Initially, prepared alkaline-activated cylindrical samples of Mixes 2, 3, and 4 were first set to saturation in the triaxial cell-permeability device for approximately 1 week. After saturation, the system was programmed by inputting sample information, including diameter, height, and other identification parameters. The system was then set to run the hydraulic conductivity test. Each test took approximately 2 weeks from saturation to permeation.

Mixes 2 and 3 were short-listed as good candidates for use as landfill liners. Hydraulic conductivity tests were also conducted on representative samples of these mixtures.

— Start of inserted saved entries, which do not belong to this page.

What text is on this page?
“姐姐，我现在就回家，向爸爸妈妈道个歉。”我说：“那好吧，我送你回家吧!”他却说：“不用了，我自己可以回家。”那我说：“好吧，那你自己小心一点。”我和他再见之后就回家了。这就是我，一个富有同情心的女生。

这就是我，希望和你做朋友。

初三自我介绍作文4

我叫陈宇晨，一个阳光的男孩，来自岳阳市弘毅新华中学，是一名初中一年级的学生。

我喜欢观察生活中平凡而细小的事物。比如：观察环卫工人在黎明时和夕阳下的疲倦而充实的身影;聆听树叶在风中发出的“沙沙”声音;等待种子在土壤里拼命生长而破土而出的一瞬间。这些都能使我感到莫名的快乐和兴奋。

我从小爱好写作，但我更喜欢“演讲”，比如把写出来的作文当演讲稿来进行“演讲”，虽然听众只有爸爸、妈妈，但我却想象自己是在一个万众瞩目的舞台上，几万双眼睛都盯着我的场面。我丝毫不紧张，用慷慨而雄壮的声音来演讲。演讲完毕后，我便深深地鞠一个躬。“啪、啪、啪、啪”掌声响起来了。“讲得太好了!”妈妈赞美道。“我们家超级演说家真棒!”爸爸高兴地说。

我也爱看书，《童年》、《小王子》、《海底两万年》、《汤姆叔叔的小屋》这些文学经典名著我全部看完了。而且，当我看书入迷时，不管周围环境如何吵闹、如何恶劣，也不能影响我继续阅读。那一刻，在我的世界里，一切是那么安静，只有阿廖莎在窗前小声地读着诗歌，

Figures 11, 12 show hydraulic conductivities of 1.0 × 10^−6.3 cm/s (1.0 × 10^−8.3 m/s) and 1.0 × 10^−6.5 cm/s (1.0 × 10^−8.5 m/s) for representative samples of mixtures 2 and 4, respectively.

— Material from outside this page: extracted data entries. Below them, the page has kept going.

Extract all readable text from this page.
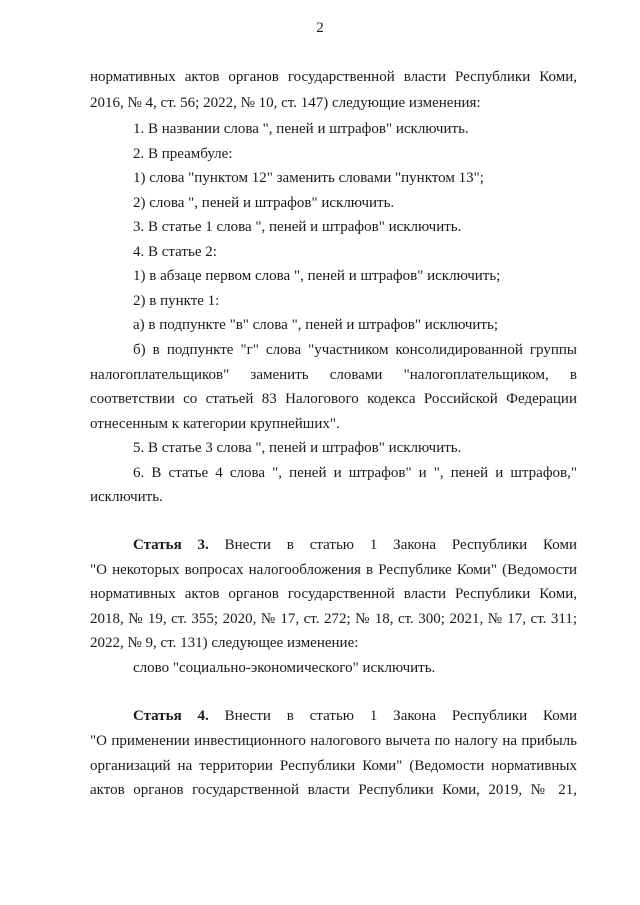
2
нормативных актов органов государственной власти Республики Коми,
2016, № 4, ст. 56; 2022, № 10, ст. 147) следующие изменения:
1. В названии слова ", пеней и штрафов" исключить.
2. В преамбуле:
1) слова "пунктом 12" заменить словами "пунктом 13";
2) слова ", пеней и штрафов" исключить.
3. В статье 1 слова ", пеней и штрафов" исключить.
4. В статье 2:
1) в абзаце первом слова ", пеней и штрафов" исключить;
2) в пункте 1:
а) в подпункте "в" слова ", пеней и штрафов" исключить;
б) в подпункте "г" слова "участником консолидированной группы
налогоплательщиков" заменить словами "налогоплательщиком, в
соответствии со статьей 83 Налогового кодекса Российской Федерации
отнесенным к категории крупнейших".
5. В статье 3 слова ", пеней и штрафов" исключить.
6. В статье 4 слова ", пеней и штрафов" и ", пеней и штрафов,"
исключить.
Статья 3. Внести в статью 1 Закона Республики Коми
"О некоторых вопросах налогообложения в Республике Коми" (Ведомости
нормативных актов органов государственной власти Республики Коми,
2018, № 19, ст. 355; 2020, № 17, ст. 272; № 18, ст. 300; 2021, № 17, ст. 311;
2022, № 9, ст. 131) следующее изменение:
слово "социально-экономического" исключить.
Статья 4. Внести в статью 1 Закона Республики Коми
"О применении инвестиционного налогового вычета по налогу на прибыль
организаций на территории Республики Коми" (Ведомости нормативных
актов органов государственной власти Республики Коми, 2019, № 21,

A representative sample of Mix 3 had a hydraulic conductivity of 1.0 × 10⁻⁷ cm/s (1.0 × 10⁻⁹ m/s) when tested after 1 day of room temperature (RT) curing after oven curing, which satisfies the requirements for landfill liners (Figure 13).

As a result of unconfined compressive strength tests and hydraulic conductivity tests together with the constituent materials, Mix 3 was found to be the most suitable mixture for satisfying the requirements of sustainable, cost-effective landfill liners. The addition of cement kiln dust to Mix 3 contributes to its low hydraulic conductivity and high strength, which increase its durability and sustainability.